Common Weight Loss Myths
When you hear something enough, you start to believe it. Even if there's a voice inside of your bulbous melon screams at you not to believe something so obviously phony that you'd be a moron to believe it, somehow you wind up conning yourself into thinking it's true. Case in point — our palms are not
hairy and we have not
gone blind. (You were wrong, Monsignor McHugh!)
Still, some myths simply refuse to go away no matter how many times they're debunked. And weight loss has more than a few whoppers out there. (Pun unintentional, we swear.) So as you ready to shed excess poundage for the New Year to earn that summer body to put on display at the nude beach this summer, keep in mind these five weight-loss myths …
#1. RAPID WEIGHT LOSS IS A TERRIBLE, HORRIBLE, NO GOOD, VERY BAD THING
Crash diets are bad because they can lead to nutritional deficiencies and mess with your sunny disposition. But rapid weight loss doesn't have to be unhealthy. "As long as you aren't starving yourself and you're taking in an adequate amount of protein, eating 10 servings of veggies a day, and taking in the right kind of fat you'll not only lose weight fast
, but you'll be healthier, too," says Lisa Lynn, a specialist in metabolic disorders and the author of The Metabolism Solution
Lynn also points out that when you can see results happen quickly you're less likely to ditch the program. "The secret lies in knowing exactly what your body needs to stay healthy, as well as eating quality foods."

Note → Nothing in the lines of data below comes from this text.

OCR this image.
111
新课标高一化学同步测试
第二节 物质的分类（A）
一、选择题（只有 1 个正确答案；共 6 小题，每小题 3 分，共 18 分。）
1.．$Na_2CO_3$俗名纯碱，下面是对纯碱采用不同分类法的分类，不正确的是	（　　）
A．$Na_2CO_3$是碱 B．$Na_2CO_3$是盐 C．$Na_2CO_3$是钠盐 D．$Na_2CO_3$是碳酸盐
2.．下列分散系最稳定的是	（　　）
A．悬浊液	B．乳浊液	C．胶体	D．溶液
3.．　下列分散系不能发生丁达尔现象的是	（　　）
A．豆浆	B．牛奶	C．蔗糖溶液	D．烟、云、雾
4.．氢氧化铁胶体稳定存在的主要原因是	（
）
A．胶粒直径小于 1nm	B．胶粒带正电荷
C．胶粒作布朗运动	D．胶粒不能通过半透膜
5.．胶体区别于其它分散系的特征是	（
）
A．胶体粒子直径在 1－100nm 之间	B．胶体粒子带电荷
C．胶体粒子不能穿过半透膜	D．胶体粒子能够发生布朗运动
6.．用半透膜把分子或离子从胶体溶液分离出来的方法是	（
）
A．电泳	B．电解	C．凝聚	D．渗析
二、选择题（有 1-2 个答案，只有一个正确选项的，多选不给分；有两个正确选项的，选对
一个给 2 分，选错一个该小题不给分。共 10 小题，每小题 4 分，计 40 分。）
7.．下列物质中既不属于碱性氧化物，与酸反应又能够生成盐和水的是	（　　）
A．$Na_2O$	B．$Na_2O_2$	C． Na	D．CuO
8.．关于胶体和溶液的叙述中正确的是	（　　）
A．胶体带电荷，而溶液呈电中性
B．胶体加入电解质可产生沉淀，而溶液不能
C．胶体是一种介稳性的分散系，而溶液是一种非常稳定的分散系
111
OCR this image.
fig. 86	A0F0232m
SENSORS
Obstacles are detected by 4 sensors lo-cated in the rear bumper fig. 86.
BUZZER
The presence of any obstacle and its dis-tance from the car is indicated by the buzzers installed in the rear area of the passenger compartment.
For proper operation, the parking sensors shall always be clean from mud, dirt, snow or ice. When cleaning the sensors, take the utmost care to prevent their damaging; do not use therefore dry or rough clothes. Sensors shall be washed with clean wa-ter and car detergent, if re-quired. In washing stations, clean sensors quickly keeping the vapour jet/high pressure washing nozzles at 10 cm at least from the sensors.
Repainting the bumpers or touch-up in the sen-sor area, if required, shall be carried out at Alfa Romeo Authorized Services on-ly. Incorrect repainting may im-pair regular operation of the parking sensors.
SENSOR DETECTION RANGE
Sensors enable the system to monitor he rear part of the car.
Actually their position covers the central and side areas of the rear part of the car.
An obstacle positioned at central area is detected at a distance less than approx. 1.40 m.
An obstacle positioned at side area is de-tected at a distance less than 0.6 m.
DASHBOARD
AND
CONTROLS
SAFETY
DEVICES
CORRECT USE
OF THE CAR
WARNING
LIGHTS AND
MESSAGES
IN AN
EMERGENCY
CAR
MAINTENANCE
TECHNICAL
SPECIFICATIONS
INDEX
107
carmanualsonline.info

And no, the "quality foods" list does not include Choco Tacos or deep fried lard balls.
#2. GOVERNMENT SERVING SIZES ARE ACCURATE
Wait, the government bends the truth? Nice try. That'd never happen, ugh, … okay, we believe it.
"If you follow what the government suggests you're guaranteed to have a weight problem," she warns. "Plus, serving size and portion are not the same things."
Turns out, serving sizes are universal. Which, now that we think about it, makes absolutely no sense at all.
"Anyone can figure out that a 6' male needs more food than a 5'5" male. So guess what happens? The guy who's 5'5" gains weight. So if you're not losing weight, the serving sizes you're consuming might be to blame — even if you're weighing your food. Try eating half as much and you'll lose weight faster due to the calorie correction."